Section 1391(a), Title 28 U.S.C.A. provides, 'A civil action wherein jurisdiction is founded only on diversity of citizenship may, except as otherwise provided by law, be brought only in the judicial district where all plaintiffs or all defendants reside.' While the reasoning of the dissenting opinion in the case of Olberding v. Illinois Central R.R. Company, Inc., 346 U.S. 338, 74 S. Ct. 83, 98 L. Ed. 39 seems more logical, as we face increasing motor traffic and highway speeds, the opinion of the majority controls.

 The majority opinion has been cited in Tardiff v. Bank Line, D.C., 127 F.Supp. 945, 947, O'Brien v. Weber, D.C., 137 F.Supp. 684 and Holbrook v. Cafiero, D.C., 18 F.R.D. 218, 219. In the O'Brien v. Weber case, it is definitely held that venue is not established by mere use of the highways under a nonresident motor statute and upon seasonable objection of venue, dismissal becomes mandatory. In the Tardiff v. Bank Line case, however, the court said in 127 F.Supp. at page 948, 'Viewed realistically, therefore, the constitutionality of the nonresident motorist statutes is not predicated on the non-resident's consent to be sued, implied from its use of the state's highways. The constitutionality of these statutes rests on the right of a state under its police power to protect its citizens, and others within its borders, by providing a forum in which actions arising out of accidents on its highways may be litigated. Such statutes do not violate due process for they do not offend "traditional notions of fair play and substantial justice." International Shoe Co. v. State of Washington, supra, 325 U.S. 316, 66 S. Ct. 158, 90 L. Ed. 95.' (Italics supplied.)

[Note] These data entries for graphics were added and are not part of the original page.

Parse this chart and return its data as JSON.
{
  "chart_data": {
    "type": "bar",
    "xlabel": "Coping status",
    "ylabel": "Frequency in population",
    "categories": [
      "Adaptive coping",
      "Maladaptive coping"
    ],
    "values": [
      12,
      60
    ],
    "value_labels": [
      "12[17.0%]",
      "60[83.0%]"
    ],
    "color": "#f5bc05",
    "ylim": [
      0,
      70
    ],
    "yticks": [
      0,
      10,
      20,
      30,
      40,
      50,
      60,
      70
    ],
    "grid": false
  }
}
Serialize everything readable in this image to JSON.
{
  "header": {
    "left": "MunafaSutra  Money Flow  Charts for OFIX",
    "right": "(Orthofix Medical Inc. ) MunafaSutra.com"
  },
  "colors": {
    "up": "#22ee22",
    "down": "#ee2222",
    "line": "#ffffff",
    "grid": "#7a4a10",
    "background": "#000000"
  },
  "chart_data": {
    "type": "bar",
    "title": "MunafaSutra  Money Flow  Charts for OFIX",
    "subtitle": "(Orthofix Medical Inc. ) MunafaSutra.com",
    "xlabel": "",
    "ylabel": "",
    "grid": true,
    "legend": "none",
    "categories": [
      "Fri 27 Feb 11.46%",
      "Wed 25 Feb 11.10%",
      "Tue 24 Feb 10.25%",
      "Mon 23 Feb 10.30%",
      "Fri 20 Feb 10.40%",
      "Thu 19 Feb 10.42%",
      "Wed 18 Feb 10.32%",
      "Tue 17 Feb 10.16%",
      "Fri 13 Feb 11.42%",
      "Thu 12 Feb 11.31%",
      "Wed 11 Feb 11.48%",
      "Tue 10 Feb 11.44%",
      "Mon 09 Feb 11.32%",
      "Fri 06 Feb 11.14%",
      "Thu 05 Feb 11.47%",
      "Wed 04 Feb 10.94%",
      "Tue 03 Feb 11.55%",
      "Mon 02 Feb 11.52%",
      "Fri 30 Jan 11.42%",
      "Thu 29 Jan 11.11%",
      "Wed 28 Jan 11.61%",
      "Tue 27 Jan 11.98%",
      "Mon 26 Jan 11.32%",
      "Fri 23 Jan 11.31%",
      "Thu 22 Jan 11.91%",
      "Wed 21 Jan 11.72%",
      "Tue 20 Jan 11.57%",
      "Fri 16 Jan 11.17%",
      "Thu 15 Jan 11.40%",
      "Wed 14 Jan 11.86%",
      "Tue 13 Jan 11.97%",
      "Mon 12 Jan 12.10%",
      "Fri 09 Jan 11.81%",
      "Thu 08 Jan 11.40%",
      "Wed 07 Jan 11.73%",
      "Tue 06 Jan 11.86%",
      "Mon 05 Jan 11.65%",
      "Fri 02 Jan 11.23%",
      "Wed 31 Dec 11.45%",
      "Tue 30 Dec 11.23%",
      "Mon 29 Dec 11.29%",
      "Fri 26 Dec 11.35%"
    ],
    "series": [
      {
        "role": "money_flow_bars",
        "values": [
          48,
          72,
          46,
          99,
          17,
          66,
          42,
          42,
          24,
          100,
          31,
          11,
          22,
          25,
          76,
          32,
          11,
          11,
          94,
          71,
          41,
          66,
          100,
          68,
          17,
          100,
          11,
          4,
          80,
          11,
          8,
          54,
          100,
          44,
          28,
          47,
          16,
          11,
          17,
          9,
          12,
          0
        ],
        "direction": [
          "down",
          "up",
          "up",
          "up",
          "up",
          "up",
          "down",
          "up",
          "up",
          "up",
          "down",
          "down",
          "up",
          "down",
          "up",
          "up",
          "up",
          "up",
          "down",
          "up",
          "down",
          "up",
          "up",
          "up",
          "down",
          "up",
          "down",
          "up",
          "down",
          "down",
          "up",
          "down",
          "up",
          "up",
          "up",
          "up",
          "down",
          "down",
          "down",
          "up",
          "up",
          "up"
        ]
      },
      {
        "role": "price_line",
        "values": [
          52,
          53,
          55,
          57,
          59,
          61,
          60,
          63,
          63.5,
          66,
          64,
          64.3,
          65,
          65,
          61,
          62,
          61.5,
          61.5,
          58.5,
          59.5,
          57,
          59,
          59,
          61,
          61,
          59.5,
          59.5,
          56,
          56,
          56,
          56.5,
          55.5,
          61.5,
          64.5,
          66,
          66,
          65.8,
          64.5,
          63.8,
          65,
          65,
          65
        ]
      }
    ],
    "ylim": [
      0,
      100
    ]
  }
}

 The precise question of whether the reasoning of the Olberding case applies when the defendant was a resident of the state at the time the cause of action arose, and then removed without having his whereabouts discovered until after the present action was brought, has not been precisely presented. The affidavit of plaintiff's attorney, opposing the motions to dismiss, indicates a situation whereby plaintiff could be deliberately thwarted as a result of defendant's action.

 When one operates a motor vehicle while a resident of New York, and with full knowledge of all the facts, removes to a nearby state, he ought not be protected by the Olberding v. Illinois Central R.R. Company decision. In that case, the parties were nonresidents at the time of the accident and when the action was commenced. Moreover, this defendant has received notice of action, and has an opportunity to defend. Tennant v. Farm Bureau, 286 App.Div. 117, 141 N.Y.S.2d 449. This court is bound, as to jurisdiction and venue, however, by the rule of the Olberding case, supra.

 The motion to dismiss for lack of venue must be granted. Prepare and submit order.